Voorts deelt het college evenmin het standpunt van klager dat niet onderbouwd zou zijn waarom TBS met voorwaarden volgens hem geen geschikte maatregel zou zijn. Verweerder heeft in zijn rapportage gesteld dat als het ten laste gelegde bewezen wordt er sprake is van een ontkennende veroordeelde. Dat maakt dat in zijn optiek een grote behandeldruk vereist is om te voorkomen dat klager zich aan behandeling onttrekt, zijn straf uitzit en onbehandeld weer in vrijheid wordt gesteld. Hierbij hield hij rekening met de ernst van het ten laste gelegde delict. Met het voorgaande is naar het oordeel van het college niet uitgebreid, maar wel voldoende gemotiveerd waarom verweerder tot het advies TBS met dwangverpleging is gekomen.

Ook bij de conclusies geldt derhalve dat er onvoldoende aanknopingspunten aanwezig zijn voor een gegrondverklaring van de klacht.   

5.6

Het college hecht er overigens nog aan op te merken dat verweerders rapport ten tijde van de behandeling van de strafzaak door het hof niet meer aan het actualiteitsvereiste van artikel 37a, derde lid, juncto artikel 37, tweede lid, van het Wetboek van Strafrecht voldeed, aangezien het rapport eerder dan een jaar vóór de aanvang van de zitting was gedagtekend. In dat geval mag een rapportage slechts gebruikt worden met instemming van het Openbaar Ministerie én de verdachte. Klager stemde hier niet mee in, maar wilde ook geen medewerking verlenen aan een nieuw psychologisch en psychiatrisch onderzoek. Daardoor verviel het actualiteitsvereiste en mocht het hof het rapport van verweerder gebruiken zonder klagers instemming. Het hof heeft vervolgens geen reden gezien om verweerder schriftelijk of ter zitting te bevragen over zijn bevindingen, noch om te twijfelen aan de juistheid van de door hem getrokken conclusies. Dat betekent dat bij de behandeling van de zaak voor het hof geen actuelere informatie beschikbaar was dan de rapportage van verweerder en ook dat verweerder – na de bekentenis van klager – niet in de gelegenheid is geweest zijn eerdere advies aan te vullen, te wijzigen of te nuanceren. Deze gang van zaken – wat hier verder ook van zij – behoort niet voor rekening van verweerder te komen, maar is het gevolg van klagers eigen handelen successievelijk van de overwegingen van het hof. Zonder afbreuk te willen doen aan verweerders eigen verantwoordelijkheid, geldt voorts dat de uiteindelijke beslissing om aan klager TBS met dwangverpleging op te leggen een rechterlijke beslissing is geweest die niet aan verweerder kan worden toegeschreven.  

6. Slotsom

Gezien hetgeen hiervoor is overwogen dient de klacht ongegrond te worden verklaard.

7. Beslissing

Het Regionaal Tuchtcollege voor de Gezondheidszorg te Groningen:

verklaart de klacht ongegrond en wijst deze af.

Aldus gegeven door:

mr. P.W.M. Huisman, voorzitter;

mr. Th.A. Wiersma, lid-jurist;

mw. drs. J.M.C. van Dam, lid-beroepsgenoot;

dr. A.J.K. Hondius, lid-beroepsgenoot;

dr. H.D. de Boer, lid-beroepsgenoot;

bijgestaan door mw. mr. L.C. Commandeur, secretaris,

en in het openbaar uitgesproken op 19 juli 2016 door mr. dr. drs. H.L.C. Hermans, voorzitter, in tegenwoordigheid van mr. L.C. Commandeur, secretaris.

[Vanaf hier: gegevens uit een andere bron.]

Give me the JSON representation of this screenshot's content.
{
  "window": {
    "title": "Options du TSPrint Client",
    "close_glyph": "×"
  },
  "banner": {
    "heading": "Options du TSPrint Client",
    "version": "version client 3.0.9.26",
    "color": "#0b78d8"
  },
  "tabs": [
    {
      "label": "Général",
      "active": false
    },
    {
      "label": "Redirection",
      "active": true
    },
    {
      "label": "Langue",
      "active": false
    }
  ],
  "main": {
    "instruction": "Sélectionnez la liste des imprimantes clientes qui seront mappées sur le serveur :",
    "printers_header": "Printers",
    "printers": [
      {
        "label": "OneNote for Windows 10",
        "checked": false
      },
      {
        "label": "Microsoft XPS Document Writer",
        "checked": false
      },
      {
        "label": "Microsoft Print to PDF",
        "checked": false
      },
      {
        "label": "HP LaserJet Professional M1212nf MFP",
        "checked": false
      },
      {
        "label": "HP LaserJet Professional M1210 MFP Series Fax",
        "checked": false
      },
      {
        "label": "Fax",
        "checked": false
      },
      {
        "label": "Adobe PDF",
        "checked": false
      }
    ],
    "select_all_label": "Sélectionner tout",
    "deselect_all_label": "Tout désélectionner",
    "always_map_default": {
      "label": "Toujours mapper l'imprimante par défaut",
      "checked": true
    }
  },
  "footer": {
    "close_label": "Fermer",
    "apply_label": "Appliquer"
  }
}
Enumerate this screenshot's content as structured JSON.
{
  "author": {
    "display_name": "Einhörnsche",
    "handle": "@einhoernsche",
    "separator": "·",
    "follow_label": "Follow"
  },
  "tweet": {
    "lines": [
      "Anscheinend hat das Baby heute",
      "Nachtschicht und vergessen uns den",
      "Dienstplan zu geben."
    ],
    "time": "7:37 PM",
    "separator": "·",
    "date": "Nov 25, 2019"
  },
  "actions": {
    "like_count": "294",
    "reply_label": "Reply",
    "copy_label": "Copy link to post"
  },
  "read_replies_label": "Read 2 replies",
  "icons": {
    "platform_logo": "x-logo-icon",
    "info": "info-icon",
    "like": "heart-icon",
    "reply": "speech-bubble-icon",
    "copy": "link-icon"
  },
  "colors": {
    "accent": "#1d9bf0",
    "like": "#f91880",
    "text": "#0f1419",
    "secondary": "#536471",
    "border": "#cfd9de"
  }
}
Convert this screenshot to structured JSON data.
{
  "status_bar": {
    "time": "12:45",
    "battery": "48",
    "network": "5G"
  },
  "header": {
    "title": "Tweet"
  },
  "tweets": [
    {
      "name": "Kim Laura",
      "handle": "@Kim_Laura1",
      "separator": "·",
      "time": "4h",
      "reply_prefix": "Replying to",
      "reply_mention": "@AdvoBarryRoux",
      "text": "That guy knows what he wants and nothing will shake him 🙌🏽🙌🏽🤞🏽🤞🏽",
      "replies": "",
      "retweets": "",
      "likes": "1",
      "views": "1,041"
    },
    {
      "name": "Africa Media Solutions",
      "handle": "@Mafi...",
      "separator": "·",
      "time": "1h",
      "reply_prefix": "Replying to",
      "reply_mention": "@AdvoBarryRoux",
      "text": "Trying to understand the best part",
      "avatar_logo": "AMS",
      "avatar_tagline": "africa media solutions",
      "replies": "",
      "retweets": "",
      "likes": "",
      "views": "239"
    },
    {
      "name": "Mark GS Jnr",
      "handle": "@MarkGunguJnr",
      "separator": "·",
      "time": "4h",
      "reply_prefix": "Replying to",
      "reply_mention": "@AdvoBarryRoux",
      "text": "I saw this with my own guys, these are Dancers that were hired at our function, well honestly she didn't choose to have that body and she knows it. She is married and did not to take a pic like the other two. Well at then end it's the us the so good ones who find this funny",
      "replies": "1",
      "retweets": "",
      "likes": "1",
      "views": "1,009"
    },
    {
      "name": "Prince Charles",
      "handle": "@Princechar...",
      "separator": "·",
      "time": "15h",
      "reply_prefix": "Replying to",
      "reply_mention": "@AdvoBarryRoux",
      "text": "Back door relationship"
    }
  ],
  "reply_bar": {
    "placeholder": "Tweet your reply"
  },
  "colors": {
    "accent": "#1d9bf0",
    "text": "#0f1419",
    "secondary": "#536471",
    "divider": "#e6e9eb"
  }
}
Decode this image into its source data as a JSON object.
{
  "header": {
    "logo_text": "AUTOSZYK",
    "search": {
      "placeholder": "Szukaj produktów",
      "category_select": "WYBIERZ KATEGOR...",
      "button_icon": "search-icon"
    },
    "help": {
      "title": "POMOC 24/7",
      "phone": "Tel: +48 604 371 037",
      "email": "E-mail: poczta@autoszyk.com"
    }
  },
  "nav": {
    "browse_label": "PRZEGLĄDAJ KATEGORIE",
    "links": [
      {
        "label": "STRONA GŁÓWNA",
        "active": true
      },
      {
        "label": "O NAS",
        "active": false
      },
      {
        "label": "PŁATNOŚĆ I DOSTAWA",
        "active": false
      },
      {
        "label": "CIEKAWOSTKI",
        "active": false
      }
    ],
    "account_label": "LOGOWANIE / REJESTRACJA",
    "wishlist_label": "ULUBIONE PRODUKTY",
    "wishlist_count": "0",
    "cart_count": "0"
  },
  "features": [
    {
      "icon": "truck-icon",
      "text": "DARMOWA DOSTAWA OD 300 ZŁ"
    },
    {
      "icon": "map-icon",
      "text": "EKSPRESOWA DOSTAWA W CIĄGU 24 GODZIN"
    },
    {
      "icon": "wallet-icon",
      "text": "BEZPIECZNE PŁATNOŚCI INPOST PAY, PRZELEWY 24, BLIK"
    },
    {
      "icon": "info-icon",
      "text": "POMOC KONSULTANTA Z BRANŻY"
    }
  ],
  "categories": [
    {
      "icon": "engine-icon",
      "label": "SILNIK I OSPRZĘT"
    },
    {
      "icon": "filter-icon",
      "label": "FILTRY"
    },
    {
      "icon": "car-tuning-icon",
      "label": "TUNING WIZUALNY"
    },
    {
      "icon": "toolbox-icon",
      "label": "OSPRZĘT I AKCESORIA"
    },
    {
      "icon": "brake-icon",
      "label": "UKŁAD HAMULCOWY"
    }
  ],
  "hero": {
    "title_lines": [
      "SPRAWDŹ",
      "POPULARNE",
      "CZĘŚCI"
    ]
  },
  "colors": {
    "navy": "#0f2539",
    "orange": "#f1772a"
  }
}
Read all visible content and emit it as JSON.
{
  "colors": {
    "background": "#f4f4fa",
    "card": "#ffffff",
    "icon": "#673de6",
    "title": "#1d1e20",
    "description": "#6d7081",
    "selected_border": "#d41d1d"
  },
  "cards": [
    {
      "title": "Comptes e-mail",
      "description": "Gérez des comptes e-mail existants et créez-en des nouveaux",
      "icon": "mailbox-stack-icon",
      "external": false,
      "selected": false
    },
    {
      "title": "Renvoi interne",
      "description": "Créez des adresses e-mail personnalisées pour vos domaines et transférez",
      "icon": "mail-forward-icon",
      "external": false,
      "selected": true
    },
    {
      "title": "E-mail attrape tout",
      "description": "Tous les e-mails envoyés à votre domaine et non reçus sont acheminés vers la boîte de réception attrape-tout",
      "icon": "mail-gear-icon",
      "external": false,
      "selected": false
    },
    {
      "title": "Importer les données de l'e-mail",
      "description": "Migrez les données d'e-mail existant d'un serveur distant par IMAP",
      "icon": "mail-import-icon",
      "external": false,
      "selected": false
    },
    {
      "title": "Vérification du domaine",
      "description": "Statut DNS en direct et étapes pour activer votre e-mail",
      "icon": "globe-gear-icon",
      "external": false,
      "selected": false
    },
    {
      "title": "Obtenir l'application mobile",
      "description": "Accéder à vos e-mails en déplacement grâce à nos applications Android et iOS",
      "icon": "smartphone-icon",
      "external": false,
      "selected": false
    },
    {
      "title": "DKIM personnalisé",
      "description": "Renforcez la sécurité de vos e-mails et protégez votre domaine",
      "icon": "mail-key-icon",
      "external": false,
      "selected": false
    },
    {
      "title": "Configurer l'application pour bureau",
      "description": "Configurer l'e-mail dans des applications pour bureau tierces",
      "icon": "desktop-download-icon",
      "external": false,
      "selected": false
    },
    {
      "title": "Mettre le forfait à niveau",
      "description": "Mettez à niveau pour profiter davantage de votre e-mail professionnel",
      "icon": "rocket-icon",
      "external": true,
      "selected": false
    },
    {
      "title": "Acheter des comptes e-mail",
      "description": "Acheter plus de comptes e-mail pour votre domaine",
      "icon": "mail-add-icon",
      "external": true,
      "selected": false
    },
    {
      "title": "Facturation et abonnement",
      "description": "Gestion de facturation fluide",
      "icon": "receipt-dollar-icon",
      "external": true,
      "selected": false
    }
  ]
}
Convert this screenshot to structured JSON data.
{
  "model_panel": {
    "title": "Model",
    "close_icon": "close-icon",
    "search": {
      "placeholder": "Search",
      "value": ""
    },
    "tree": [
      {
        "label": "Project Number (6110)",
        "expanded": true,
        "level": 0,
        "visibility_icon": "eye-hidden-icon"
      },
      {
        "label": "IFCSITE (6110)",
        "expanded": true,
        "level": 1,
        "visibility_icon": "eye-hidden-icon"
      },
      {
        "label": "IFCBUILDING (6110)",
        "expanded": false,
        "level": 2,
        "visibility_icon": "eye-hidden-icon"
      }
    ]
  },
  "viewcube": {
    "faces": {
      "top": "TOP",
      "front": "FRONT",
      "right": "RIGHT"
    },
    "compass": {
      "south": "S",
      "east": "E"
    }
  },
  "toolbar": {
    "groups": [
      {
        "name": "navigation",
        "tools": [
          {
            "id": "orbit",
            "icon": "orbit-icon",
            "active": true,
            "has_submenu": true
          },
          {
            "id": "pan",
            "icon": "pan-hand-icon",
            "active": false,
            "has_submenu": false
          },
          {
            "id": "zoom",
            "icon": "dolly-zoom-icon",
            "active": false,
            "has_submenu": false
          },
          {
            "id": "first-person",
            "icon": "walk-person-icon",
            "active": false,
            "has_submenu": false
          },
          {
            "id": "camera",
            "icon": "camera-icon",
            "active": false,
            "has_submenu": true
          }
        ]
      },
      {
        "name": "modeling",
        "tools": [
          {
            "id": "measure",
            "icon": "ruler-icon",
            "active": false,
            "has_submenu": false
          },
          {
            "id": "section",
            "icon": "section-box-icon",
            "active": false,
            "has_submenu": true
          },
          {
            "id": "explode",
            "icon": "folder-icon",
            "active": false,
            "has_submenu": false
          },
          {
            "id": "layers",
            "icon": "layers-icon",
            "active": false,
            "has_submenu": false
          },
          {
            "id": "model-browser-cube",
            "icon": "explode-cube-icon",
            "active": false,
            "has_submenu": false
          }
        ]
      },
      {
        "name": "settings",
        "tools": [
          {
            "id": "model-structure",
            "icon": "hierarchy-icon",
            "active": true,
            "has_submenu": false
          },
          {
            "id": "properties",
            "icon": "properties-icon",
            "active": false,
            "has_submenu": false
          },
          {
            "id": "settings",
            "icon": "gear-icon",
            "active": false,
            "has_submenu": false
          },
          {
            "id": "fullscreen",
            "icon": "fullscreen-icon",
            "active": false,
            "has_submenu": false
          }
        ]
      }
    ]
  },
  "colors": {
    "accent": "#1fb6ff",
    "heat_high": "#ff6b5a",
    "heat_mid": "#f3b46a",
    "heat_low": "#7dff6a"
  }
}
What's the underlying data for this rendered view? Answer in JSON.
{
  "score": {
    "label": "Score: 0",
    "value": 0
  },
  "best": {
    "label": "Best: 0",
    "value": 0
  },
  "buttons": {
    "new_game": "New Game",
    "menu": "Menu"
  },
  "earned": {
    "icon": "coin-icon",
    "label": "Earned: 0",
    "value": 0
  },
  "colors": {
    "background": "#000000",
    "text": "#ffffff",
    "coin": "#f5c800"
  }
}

De secretaris:                                                                         De voorzitter:                                    

Tegen deze beslissing kan binnen zes weken na de dag van verzending van het afschrift ervan schriftelijk hoger beroep worden ingesteld bij het Centrale Tuchtcollege voor de Gezondheidszorg door: a. de klager en/of klaagster, voor zover de klacht is afgewezen, of voor zover hij/zij niet-ontvankelijk is verklaard; b. degene over wie is geklaagd; c. de hoofdinspecteur of de regionale inspecteur van de volksgezondheid, wie de aangelegenheid uit hoofde van de hun toevertrouwde belangen aangaat. Het tot het Centrale Tuchtcollege voor de Gezondheidszorg gerichte beroepschrift wordt ingezonden bij de secretaris van het Regionaal Tuchtcollege voor de Gezondheidszorg te Groningen, door wie het binnen de beroepstermijn moet zijn ontvangen.